HDFS permission and Security
Each client process that accesses HDFS has a two-part identity composed of the user name, and groups list. Whenever HDFS must do a permissions check for a file or directory foo accessed by a client process,
If the user name matches the owner of foo, then the owner permissions are tested;
Else if the group of foo matches any of members of the groups list, then the group permissions are tested. Otherwise the other permissions of foo are tested.If a permissions check fails, the client operation fails.
As of Hadoop 0.22, Hadoop supports two different modes of operation to determine the user’s identity, specified by the hadoop.
Simple: In this mode of operation, the identity of a client process is determined by the host operating system. On Unix-like systems, the user name is the equivalent of `whoami`.
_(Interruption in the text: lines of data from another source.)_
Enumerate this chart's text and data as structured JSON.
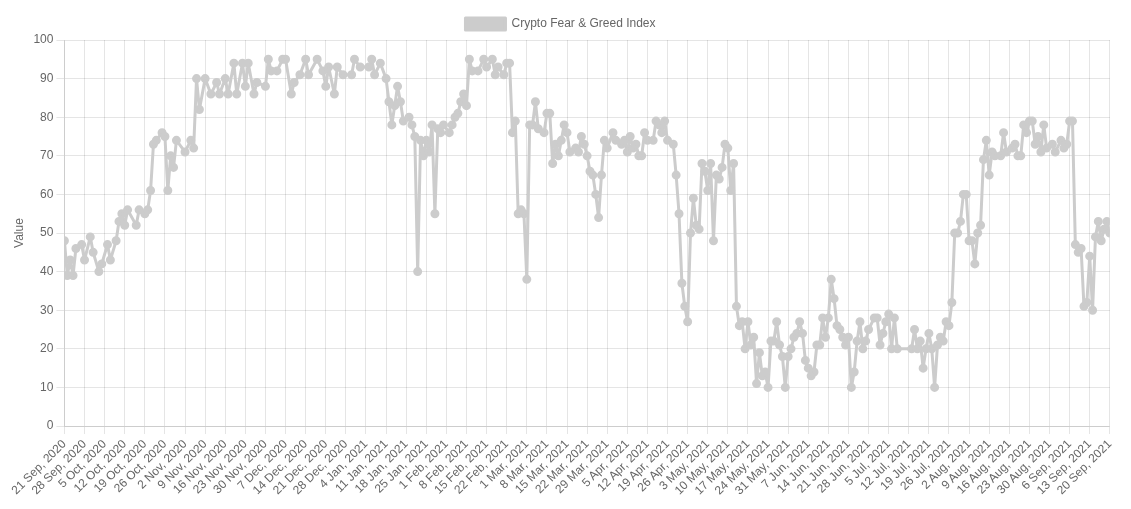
{
  "chart_data": {
    "type": "line",
    "ylabel": "Value",
    "legend": "top",
    "grid": true,
    "marker": "circle",
    "line_style": "solid",
    "xlim": [
      "2020-09-21",
      "2021-09-20"
    ],
    "ylim": [
      0,
      100
    ],
    "yticks": [
      0,
      10,
      20,
      30,
      40,
      50,
      60,
      70,
      80,
      90,
      100
    ],
    "xticks": [
      {
        "value": "2020-09-21",
        "label": "21 Sep, 2020"
      },
      {
        "value": "2020-09-28",
        "label": "28 Sep, 2020"
      },
      {
        "value": "2020-10-05",
        "label": "5 Oct, 2020"
      },
      {
        "value": "2020-10-12",
        "label": "12 Oct, 2020"
      },
      {
        "value": "2020-10-19",
        "label": "19 Oct, 2020"
      },
      {
        "value": "2020-10-26",
        "label": "26 Oct, 2020"
      },
      {
        "value": "2020-11-02",
        "label": "2 Nov, 2020"
      },
      {
        "value": "2020-11-09",
        "label": "9 Nov, 2020"
      },
      {
        "value": "2020-11-16",
        "label": "16 Nov, 2020"
      },
      {
        "value": "2020-11-23",
        "label": "23 Nov, 2020"
      },
      {
        "value": "2020-11-30",
        "label": "30 Nov, 2020"
      },
      {
        "value": "2020-12-07",
        "label": "7 Dec, 2020"
      },
      {
        "value": "2020-12-14",
        "label": "14 Dec, 2020"
      },
      {
        "value": "2020-12-21",
        "label": "21 Dec, 2020"
      },
      {
        "value": "2020-12-28",
        "label": "28 Dec, 2020"
      },
      {
        "value": "2021-01-04",
        "label": "4 Jan, 2021"
      },
      {
        "value": "2021-01-11",
        "label": "11 Jan, 2021"
      },
      {
        "value": "2021-01-18",
        "label": "18 Jan, 2021"
      },
      {
        "value": "2021-01-25",
        "label": "25 Jan, 2021"
      },
      {
        "value": "2021-02-01",
        "label": "1 Feb, 2021"
      },
      {
        "value": "2021-02-08",
        "label": "8 Feb, 2021"
      },
      {
        "value": "2021-02-15",
        "label": "15 Feb, 2021"
      },
      {
        "value": "2021-02-22",
        "label": "22 Feb, 2021"
      },
      {
        "value": "2021-03-01",
        "label": "1 Mar, 2021"
      },
      {
        "value": "2021-03-08",
        "label": "8 Mar, 2021"
      },
      {
        "value": "2021-03-15",
        "label": "15 Mar, 2021"
      },
      {
        "value": "2021-03-22",
        "label": "22 Mar, 2021"
      },
      {
        "value": "2021-03-29",
        "label": "29 Mar, 2021"
      },
      {
        "value": "2021-04-05",
        "label": "5 Apr, 2021"
      },
      {
        "value": "2021-04-12",
        "label": "12 Apr, 2021"
      },
      {
        "value": "2021-04-19",
        "label": "19 Apr, 2021"
      },
      {
        "value": "2021-04-26",
        "label": "26 Apr, 2021"
      },
      {
        "value": "2021-05-03",
        "label": "3 May, 2021"
      },
      {
        "value": "2021-05-10",
        "label": "10 May, 2021"
      },
      {
        "value": "2021-05-17",
        "label": "17 May, 2021"
      },
      {
        "value": "2021-05-24",
        "label": "24 May, 2021"
      },
      {
        "value": "2021-05-31",
        "label": "31 May, 2021"
      },
      {
        "value": "2021-06-07",
        "label": "7 Jun, 2021"
      },
      {
        "value": "2021-06-14",
        "label": "14 Jun, 2021"
      },
      {
        "value": "2021-06-21",
        "label": "21 Jun, 2021"
      },
      {
        "value": "2021-06-28",
        "label": "28 Jun, 2021"
      },
      {
        "value": "2021-07-05",
        "label": "5 Jul, 2021"
      },
      {
        "value": "2021-07-12",
        "label": "12 Jul, 2021"
      },
      {
        "value": "2021-07-19",
        "label": "19 Jul, 2021"
      },
      {
        "value": "2021-07-26",
        "label": "26 Jul, 2021"
      },
      {
        "value": "2021-08-02",
        "label": "2 Aug, 2021"
      },
      {
        "value": "2021-08-09",
        "label": "9 Aug, 2021"
      },
      {
        "value": "2021-08-16",
        "label": "16 Aug, 2021"
      },
      {
        "value": "2021-08-23",
        "label": "23 Aug, 2021"
      },
      {
        "value": "2021-08-30",
        "label": "30 Aug, 2021"
      },
      {
        "value": "2021-09-06",
        "label": "6 Sep, 2021"
      },
      {
        "value": "2021-09-13",
        "label": "13 Sep, 2021"
      },
      {
        "value": "2021-09-20",
        "label": "20 Sep, 2021"
      }
    ],
    "series": [
      {
        "name": "Crypto Fear & Greed Index",
        "color": "#cccccc",
        "x": [
          "2020-09-21",
          "2020-09-22",
          "2020-09-23",
          "2020-09-24",
          "2020-09-25",
          "2020-09-27",
          "2020-09-28",
          "2020-09-30",
          "2020-10-01",
          "2020-10-03",
          "2020-10-04",
          "2020-10-06",
          "2020-10-07",
          "2020-10-09",
          "2020-10-10",
          "2020-10-11",
          "2020-10-12",
          "2020-10-13",
          "2020-10-16",
          "2020-10-17",
          "2020-10-19",
          "2020-10-20",
          "2020-10-21",
          "2020-10-22",
          "2020-10-23",
          "2020-10-25",
          "2020-10-26",
          "2020-10-27",
          "2020-10-28",
          "2020-10-29",
          "2020-10-30",
          "2020-11-02",
          "2020-11-04",
          "2020-11-05",
          "2020-11-06",
          "2020-11-07",
          "2020-11-09",
          "2020-11-11",
          "2020-11-13",
          "2020-11-14",
          "2020-11-16",
          "2020-11-17",
          "2020-11-19",
          "2020-11-20",
          "2020-11-22",
          "2020-11-23",
          "2020-11-24",
          "2020-11-26",
          "2020-11-27",
          "2020-11-30",
          "2020-12-01",
          "2020-12-02",
          "2020-12-04",
          "2020-12-06",
          "2020-12-07",
          "2020-12-09",
          "2020-12-10",
          "2020-12-12",
          "2020-12-14",
          "2020-12-15",
          "2020-12-18",
          "2020-12-20",
          "2020-12-21",
          "2020-12-22",
          "2020-12-24",
          "2020-12-25",
          "2020-12-27",
          "2020-12-30",
          "2020-12-31",
          "2021-01-02",
          "2021-01-05",
          "2021-01-06",
          "2021-01-07",
          "2021-01-09",
          "2021-01-11",
          "2021-01-12",
          "2021-01-13",
          "2021-01-14",
          "2021-01-15",
          "2021-01-16",
          "2021-01-17",
          "2021-01-19",
          "2021-01-20",
          "2021-01-21",
          "2021-01-22",
          "2021-01-23",
          "2021-01-24",
          "2021-01-25",
          "2021-01-26",
          "2021-01-27",
          "2021-01-28",
          "2021-01-29",
          "2021-01-30",
          "2021-01-31",
          "2021-02-02",
          "2021-02-03",
          "2021-02-04",
          "2021-02-05",
          "2021-02-06",
          "2021-02-07",
          "2021-02-08",
          "2021-02-09",
          "2021-02-10",
          "2021-02-12",
          "2021-02-14",
          "2021-02-15",
          "2021-02-17",
          "2021-02-18",
          "2021-02-19",
          "2021-02-21",
          "2021-02-22",
          "2021-02-23",
          "2021-02-24",
          "2021-02-25",
          "2021-02-26",
          "2021-02-27",
          "2021-02-28",
          "2021-03-01",
          "2021-03-02",
          "2021-03-03",
          "2021-03-04",
          "2021-03-05",
          "2021-03-07",
          "2021-03-08",
          "2021-03-09",
          "2021-03-10",
          "2021-03-11",
          "2021-03-12",
          "2021-03-13",
          "2021-03-14",
          "2021-03-15",
          "2021-03-16",
          "2021-03-18",
          "2021-03-19",
          "2021-03-20",
          "2021-03-21",
          "2021-03-22",
          "2021-03-23",
          "2021-03-24",
          "2021-03-25",
          "2021-03-26",
          "2021-03-27",
          "2021-03-28",
          "2021-03-29",
          "2021-03-31",
          "2021-04-01",
          "2021-04-03",
          "2021-04-04",
          "2021-04-05",
          "2021-04-06",
          "2021-04-07",
          "2021-04-08",
          "2021-04-09",
          "2021-04-10",
          "2021-04-11",
          "2021-04-12",
          "2021-04-14",
          "2021-04-15",
          "2021-04-16",
          "2021-04-17",
          "2021-04-18",
          "2021-04-19",
          "2021-04-21",
          "2021-04-22",
          "2021-04-23",
          "2021-04-24",
          "2021-04-25",
          "2021-04-26",
          "2021-04-27",
          "2021-04-28",
          "2021-04-29",
          "2021-04-30",
          "2021-05-01",
          "2021-05-02",
          "2021-05-03",
          "2021-05-04",
          "2021-05-05",
          "2021-05-06",
          "2021-05-07",
          "2021-05-08",
          "2021-05-09",
          "2021-05-10",
          "2021-05-11",
          "2021-05-12",
          "2021-05-13",
          "2021-05-14",
          "2021-05-15",
          "2021-05-16",
          "2021-05-17",
          "2021-05-18",
          "2021-05-19",
          "2021-05-20",
          "2021-05-21",
          "2021-05-22",
          "2021-05-23",
          "2021-05-24",
          "2021-05-25",
          "2021-05-26",
          "2021-05-27",
          "2021-05-28",
          "2021-05-29",
          "2021-05-30",
          "2021-05-31",
          "2021-06-01",
          "2021-06-02",
          "2021-06-03",
          "2021-06-04",
          "2021-06-05",
          "2021-06-06",
          "2021-06-07",
          "2021-06-08",
          "2021-06-09",
          "2021-06-10",
          "2021-06-11",
          "2021-06-12",
          "2021-06-13",
          "2021-06-14",
          "2021-06-15",
          "2021-06-16",
          "2021-06-17",
          "2021-06-18",
          "2021-06-19",
          "2021-06-20",
          "2021-06-21",
          "2021-06-22",
          "2021-06-23",
          "2021-06-24",
          "2021-06-25",
          "2021-06-26",
          "2021-06-27",
          "2021-06-28",
          "2021-06-30",
          "2021-07-01",
          "2021-07-02",
          "2021-07-03",
          "2021-07-04",
          "2021-07-05",
          "2021-07-06",
          "2021-07-07",
          "2021-07-08",
          "2021-07-13",
          "2021-07-14",
          "2021-07-15",
          "2021-07-16",
          "2021-07-17",
          "2021-07-18",
          "2021-07-19",
          "2021-07-20",
          "2021-07-21",
          "2021-07-22",
          "2021-07-23",
          "2021-07-24",
          "2021-07-25",
          "2021-07-26",
          "2021-07-27",
          "2021-07-28",
          "2021-07-29",
          "2021-07-30",
          "2021-07-31",
          "2021-08-01",
          "2021-08-02",
          "2021-08-03",
          "2021-08-04",
          "2021-08-05",
          "2021-08-06",
          "2021-08-07",
          "2021-08-08",
          "2021-08-09",
          "2021-08-10",
          "2021-08-11",
          "2021-08-13",
          "2021-08-14",
          "2021-08-15",
          "2021-08-17",
          "2021-08-18",
          "2021-08-19",
          "2021-08-20",
          "2021-08-21",
          "2021-08-22",
          "2021-08-23",
          "2021-08-24",
          "2021-08-25",
          "2021-08-26",
          "2021-08-27",
          "2021-08-28",
          "2021-08-29",
          "2021-08-31",
          "2021-09-01",
          "2021-09-03",
          "2021-09-04",
          "2021-09-05",
          "2021-09-06",
          "2021-09-07",
          "2021-09-08",
          "2021-09-09",
          "2021-09-10",
          "2021-09-11",
          "2021-09-12",
          "2021-09-13",
          "2021-09-14",
          "2021-09-15",
          "2021-09-16",
          "2021-09-17",
          "2021-09-18",
          "2021-09-19",
          "2021-09-20"
        ],
        "values": [
          48,
          39,
          43,
          39,
          46,
          47,
          43,
          49,
          45,
          40,
          42,
          47,
          43,
          48,
          53,
          55,
          52,
          56,
          52,
          56,
          55,
          56,
          61,
          73,
          74,
          76,
          75,
          61,
          70,
          67,
          74,
          71,
          74,
          72,
          90,
          82,
          90,
          86,
          89,
          86,
          90,
          86,
          94,
          86,
          94,
          88,
          94,
          86,
          89,
          88,
          95,
          92,
          92,
          95,
          95,
          86,
          89,
          91,
          95,
          91,
          95,
          92,
          88,
          93,
          86,
          93,
          91,
          91,
          95,
          93,
          93,
          95,
          91,
          94,
          90,
          84,
          78,
          83,
          88,
          84,
          79,
          80,
          78,
          75,
          40,
          74,
          70,
          74,
          71,
          78,
          55,
          77,
          76,
          78,
          76,
          78,
          80,
          81,
          84,
          86,
          83,
          95,
          92,
          92,
          95,
          93,
          95,
          91,
          93,
          91,
          94,
          94,
          76,
          79,
          55,
          56,
          55,
          38,
          78,
          78,
          84,
          77,
          76,
          81,
          81,
          68,
          73,
          70,
          74,
          78,
          76,
          71,
          72,
          71,
          75,
          73,
          70,
          66,
          65,
          60,
          54,
          65,
          74,
          72,
          76,
          74,
          73,
          74,
          71,
          75,
          72,
          73,
          70,
          70,
          76,
          74,
          74,
          79,
          78,
          76,
          79,
          74,
          73,
          65,
          55,
          37,
          31,
          27,
          50,
          59,
          52,
          51,
          68,
          66,
          61,
          68,
          48,
          65,
          64,
          67,
          73,
          72,
          61,
          68,
          31,
          26,
          27,
          20,
          27,
          21,
          23,
          11,
          19,
          13,
          14,
          10,
          22,
          22,
          27,
          21,
          18,
          10,
          18,
          20,
          23,
          24,
          27,
          24,
          17,
          15,
          13,
          14,
          21,
          21,
          28,
          23,
          28,
          38,
          33,
          26,
          25,
          23,
          21,
          23,
          10,
          14,
          22,
          27,
          20,
          22,
          25,
          28,
          28,
          21,
          24,
          27,
          29,
          20,
          28,
          20,
          20,
          25,
          20,
          22,
          15,
          20,
          24,
          20,
          10,
          21,
          23,
          22,
          27,
          26,
          32,
          50,
          50,
          53,
          60,
          60,
          48,
          48,
          42,
          50,
          52,
          69,
          74,
          65,
          71,
          70,
          70,
          76,
          71,
          72,
          73,
          70,
          70,
          78,
          76,
          79,
          79,
          73,
          75,
          71,
          78,
          72,
          73,
          71,
          74,
          72,
          73,
          79,
          79,
          47,
          45,
          46,
          31,
          32,
          44,
          30,
          49,
          53,
          48,
          51,
          53,
          50
        ]
      }
    ]
  }
}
Kerberos: In Kerberized operation, the identity of a client process is determined by its Kerberos credentials. For example, in a Kerberized environment, a user may use the kinit utility to obtain a Kerberos ticket-granting-ticket (TGT) and use klist to determine their current principal. When mapping a Kerberos principal to an HDFS username, all components except for the primary are dropped. For example, a principal todd/foobar@CORP.COMPANY.COM will act as the simple username todd on HDFS.
Regardless of the mode of operation, the user identity mechanism is extrinsic to HDFS itself. There is no provision within HDFS for creating user identities, establishing groups, or processing user credentials.